First of all, the fashion houses had to come out from their isolation and be convinced to take a risk together.
This Florentine gentleman, already active with his buying office since 1923, knew the American market very well.
He also knew that manual ability alone was not sufficient to accomplish this goal; high quality in the products and new ideas were also necessary.
The self-set task of Giorgini, expert of art and collector of antiques was based on a simple idea: to stimulate our best craftsmen to get inspiration from the Renaissance tradition while emphasizing the typical features of that period: good taste, creativity, joy of living.
Therefore, at the beginning of February 1951, on the invitation to a soir?e in his beautiful residence in Via dei Serragli, there was a Sixteen Century portrait of a Lady with the message "The purpose of this evening is to give importance to our Fashion. The ladies are kindly requested to wear dresses of pure Italian inspiration".
In the ballroom, dresses of the most important Italian ateliers of that period were presented on a single catwalk.
There, that evening, names like Emilio Pucci or Schubert began their careers. Each model appeared holding a number in her hand so that the buyers could identify each dress.
These unpublished photos of that evening, from the private archives of the Giorgini family, are the documents of the first steps of what became the most visible phenomenon in the economic and artistic development of the Italian post-war period.
Fresh from the Paris fashion shows, a few buyers of the most important North American companies, I. Magnin, B. Altman, Bergdorf Goodman, Henry Morgan and some journalists, among them, the "Womens Wear Daily" correspondent, were present.
It was the "gotha" of the worldwide fashion. Giorgini had been worried fearing the comparison with the Paris shows.
What happened instead was an immediate success that exceeded the best expectations. The buyers asked their stores to send more funds and the ateliers were submerged with orders.
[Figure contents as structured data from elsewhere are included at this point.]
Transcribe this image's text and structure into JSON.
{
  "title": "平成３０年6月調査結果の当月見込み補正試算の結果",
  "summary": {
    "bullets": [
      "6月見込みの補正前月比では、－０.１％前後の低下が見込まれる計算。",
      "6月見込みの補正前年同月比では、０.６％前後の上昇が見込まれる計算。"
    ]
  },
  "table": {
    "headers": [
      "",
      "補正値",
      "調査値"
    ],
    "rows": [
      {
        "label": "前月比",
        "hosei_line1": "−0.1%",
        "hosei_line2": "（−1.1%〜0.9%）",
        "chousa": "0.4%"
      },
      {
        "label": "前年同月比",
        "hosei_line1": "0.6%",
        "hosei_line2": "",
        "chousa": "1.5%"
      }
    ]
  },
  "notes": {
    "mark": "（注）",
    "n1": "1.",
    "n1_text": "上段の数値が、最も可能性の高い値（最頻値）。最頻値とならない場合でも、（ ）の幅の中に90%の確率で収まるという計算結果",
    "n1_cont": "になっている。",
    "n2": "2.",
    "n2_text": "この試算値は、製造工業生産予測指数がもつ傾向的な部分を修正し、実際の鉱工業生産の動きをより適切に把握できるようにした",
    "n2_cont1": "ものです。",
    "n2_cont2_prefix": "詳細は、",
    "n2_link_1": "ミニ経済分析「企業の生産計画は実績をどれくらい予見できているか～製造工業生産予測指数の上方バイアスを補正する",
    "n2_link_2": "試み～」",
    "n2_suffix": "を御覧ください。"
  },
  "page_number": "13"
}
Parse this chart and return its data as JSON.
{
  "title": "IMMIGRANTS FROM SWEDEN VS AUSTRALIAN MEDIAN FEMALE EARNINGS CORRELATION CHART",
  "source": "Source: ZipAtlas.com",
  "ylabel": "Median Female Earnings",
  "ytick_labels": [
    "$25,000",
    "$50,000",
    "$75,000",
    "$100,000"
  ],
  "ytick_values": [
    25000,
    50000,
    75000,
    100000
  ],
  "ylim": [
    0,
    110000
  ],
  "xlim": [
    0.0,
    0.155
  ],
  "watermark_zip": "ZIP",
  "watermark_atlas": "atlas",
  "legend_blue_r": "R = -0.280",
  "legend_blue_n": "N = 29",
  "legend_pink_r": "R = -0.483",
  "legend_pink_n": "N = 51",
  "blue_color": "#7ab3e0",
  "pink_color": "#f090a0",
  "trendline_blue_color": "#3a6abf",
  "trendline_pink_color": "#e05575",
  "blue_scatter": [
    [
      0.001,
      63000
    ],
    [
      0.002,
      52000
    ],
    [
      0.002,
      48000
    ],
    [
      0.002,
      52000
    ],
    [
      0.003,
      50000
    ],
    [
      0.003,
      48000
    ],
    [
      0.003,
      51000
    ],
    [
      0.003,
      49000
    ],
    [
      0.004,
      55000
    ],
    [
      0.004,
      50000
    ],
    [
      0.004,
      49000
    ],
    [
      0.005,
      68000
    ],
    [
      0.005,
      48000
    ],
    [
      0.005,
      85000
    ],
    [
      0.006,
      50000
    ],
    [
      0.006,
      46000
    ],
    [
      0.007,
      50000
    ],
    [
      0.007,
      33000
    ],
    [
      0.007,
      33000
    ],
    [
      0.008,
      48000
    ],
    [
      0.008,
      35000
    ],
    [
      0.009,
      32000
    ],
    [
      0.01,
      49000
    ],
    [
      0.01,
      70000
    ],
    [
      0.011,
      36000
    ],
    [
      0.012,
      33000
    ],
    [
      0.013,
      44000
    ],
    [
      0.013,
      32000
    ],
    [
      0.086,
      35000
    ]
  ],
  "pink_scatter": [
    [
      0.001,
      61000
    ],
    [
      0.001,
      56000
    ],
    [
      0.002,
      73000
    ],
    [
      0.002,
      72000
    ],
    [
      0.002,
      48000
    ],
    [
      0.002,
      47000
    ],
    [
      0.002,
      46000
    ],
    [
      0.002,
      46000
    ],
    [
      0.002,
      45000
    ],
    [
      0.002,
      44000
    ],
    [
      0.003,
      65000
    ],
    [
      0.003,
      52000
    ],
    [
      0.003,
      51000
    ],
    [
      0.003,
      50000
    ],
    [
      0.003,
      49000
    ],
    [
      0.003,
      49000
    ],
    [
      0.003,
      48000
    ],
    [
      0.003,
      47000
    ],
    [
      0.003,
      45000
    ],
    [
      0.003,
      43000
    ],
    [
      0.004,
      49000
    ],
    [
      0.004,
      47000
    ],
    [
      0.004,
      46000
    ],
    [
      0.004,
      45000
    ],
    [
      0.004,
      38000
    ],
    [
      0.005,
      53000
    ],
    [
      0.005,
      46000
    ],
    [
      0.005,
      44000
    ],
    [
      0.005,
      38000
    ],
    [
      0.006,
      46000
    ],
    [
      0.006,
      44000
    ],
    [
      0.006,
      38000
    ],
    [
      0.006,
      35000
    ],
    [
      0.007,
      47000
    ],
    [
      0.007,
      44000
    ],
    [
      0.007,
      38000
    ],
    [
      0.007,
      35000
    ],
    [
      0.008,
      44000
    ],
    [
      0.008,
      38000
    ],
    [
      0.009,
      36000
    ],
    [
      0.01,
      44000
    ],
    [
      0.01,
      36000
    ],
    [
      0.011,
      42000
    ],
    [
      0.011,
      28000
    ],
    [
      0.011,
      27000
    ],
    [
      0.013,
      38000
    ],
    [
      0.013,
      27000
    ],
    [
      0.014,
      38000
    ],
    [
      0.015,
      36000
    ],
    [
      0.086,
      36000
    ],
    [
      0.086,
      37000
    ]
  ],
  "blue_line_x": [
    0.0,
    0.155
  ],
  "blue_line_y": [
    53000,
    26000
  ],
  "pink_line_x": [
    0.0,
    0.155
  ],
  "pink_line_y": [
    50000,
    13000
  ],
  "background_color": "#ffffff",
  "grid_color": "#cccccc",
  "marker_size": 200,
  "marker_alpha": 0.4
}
In July 51, for the second show where 600 dresses were presented, Giorgini obtained the use the Grand Hotel; and then in July 1952, the use of the splendid Sala Bianca of Palazzo Pitti was permitted. From the Sala Bianca, Capucci, Valentino, Armani and many others got their start.
Also in 1952, the first man appeared on a runway.
He did not appear alone, but was accompanied by one of the female models.
He wore a suit designed by Brioni. Later on, spaces for children fashion, intimate apparel, and fabrics were created.
The road to Italian Fashion was laid. In the 60s Giorgini opens the way to Ready-to-Wear, trusting in the potential of an area where colors, design and care of the details are to become an Italian symbol.
Twice a year, Florence became the capital of good taste attracting to the banks of the Arno River not only hundreds of buyers and journalists, but even Hollywoods famous actors and international high society.
Giorginis direction lasted for 15 years until 1965 when his mandate ended.
To this day, his dream is still a great reality that continues to astonish, to fascinate and to generate wealth.